Amplification and Sequencing
The primers used to amplify the control region in North American
specimens were initially designed to analyze the genetic diversity of
the Australian population (Rollins et al, 2011). These two primers
(svCRL1 and svPheH3) amplify the majority of the mitochondria control
region (Table S1). These primers also were used to amplify DNA from the
starling population in South Africa (Berthouly-Salazar et al., 2013).

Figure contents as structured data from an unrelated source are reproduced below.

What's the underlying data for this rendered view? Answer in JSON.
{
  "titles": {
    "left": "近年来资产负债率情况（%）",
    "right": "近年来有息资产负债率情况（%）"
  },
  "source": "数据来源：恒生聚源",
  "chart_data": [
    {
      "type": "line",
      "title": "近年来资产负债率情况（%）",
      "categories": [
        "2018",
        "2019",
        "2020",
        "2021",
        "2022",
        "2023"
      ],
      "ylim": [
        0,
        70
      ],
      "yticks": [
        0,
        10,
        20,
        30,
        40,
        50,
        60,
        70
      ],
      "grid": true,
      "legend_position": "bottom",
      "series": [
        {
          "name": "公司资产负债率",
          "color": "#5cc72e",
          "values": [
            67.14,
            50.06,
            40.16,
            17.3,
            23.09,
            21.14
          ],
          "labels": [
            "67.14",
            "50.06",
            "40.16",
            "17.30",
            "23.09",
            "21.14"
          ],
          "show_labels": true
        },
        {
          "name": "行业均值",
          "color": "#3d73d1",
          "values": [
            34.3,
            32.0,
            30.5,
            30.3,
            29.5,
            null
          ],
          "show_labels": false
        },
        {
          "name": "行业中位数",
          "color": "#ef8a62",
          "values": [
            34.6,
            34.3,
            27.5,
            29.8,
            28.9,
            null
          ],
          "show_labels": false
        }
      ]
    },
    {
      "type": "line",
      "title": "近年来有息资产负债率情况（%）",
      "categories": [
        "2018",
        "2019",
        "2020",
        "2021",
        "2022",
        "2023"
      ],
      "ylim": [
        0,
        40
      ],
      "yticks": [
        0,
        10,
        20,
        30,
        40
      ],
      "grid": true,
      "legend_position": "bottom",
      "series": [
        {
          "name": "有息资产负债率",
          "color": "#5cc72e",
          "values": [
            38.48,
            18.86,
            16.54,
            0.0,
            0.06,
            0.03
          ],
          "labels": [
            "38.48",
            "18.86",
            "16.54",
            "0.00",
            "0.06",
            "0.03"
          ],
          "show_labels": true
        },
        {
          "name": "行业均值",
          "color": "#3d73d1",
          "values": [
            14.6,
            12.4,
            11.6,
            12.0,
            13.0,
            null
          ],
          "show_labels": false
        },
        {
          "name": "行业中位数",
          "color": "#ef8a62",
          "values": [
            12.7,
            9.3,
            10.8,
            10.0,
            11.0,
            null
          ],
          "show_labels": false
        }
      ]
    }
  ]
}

The thermocycling conditions used here were identical to those described
in the original paper (Rollins et al, 2011). This includes a 5-min step
at 94°C, 30 cycles of 94°C for 30s, 53°C for 15s and 72°C for 30s and a
final extension step for 10 min at 72°C.
Rollins et al. (2011) also designed a series of nested primers to be
utilized in the amplification of museum specimens or highly degraded
samples (Table S1). We utilized these primers in order to sequence the
control region in four overlapping segments to eliminate possibilities
for error in the sequencing process and verify with confidence the base
in each position. All sequences were sequenced in the forward direction.
This was necessary due to a repeat region at the end of the sequence
that would not amplify in the reverse direction. All sequences were sent
to GENEWIZ, Inc (South Plainfield, NJ) for PCR cleanup via an enzymatic
purification and to be sequenced. Primer extension sequencing was
performed by GENEWIZ, Inc using Applied Biosystems BigDye version 3.1.
The reactions were then run on Applied Biosystem’s 3730xl DNA Analyzer.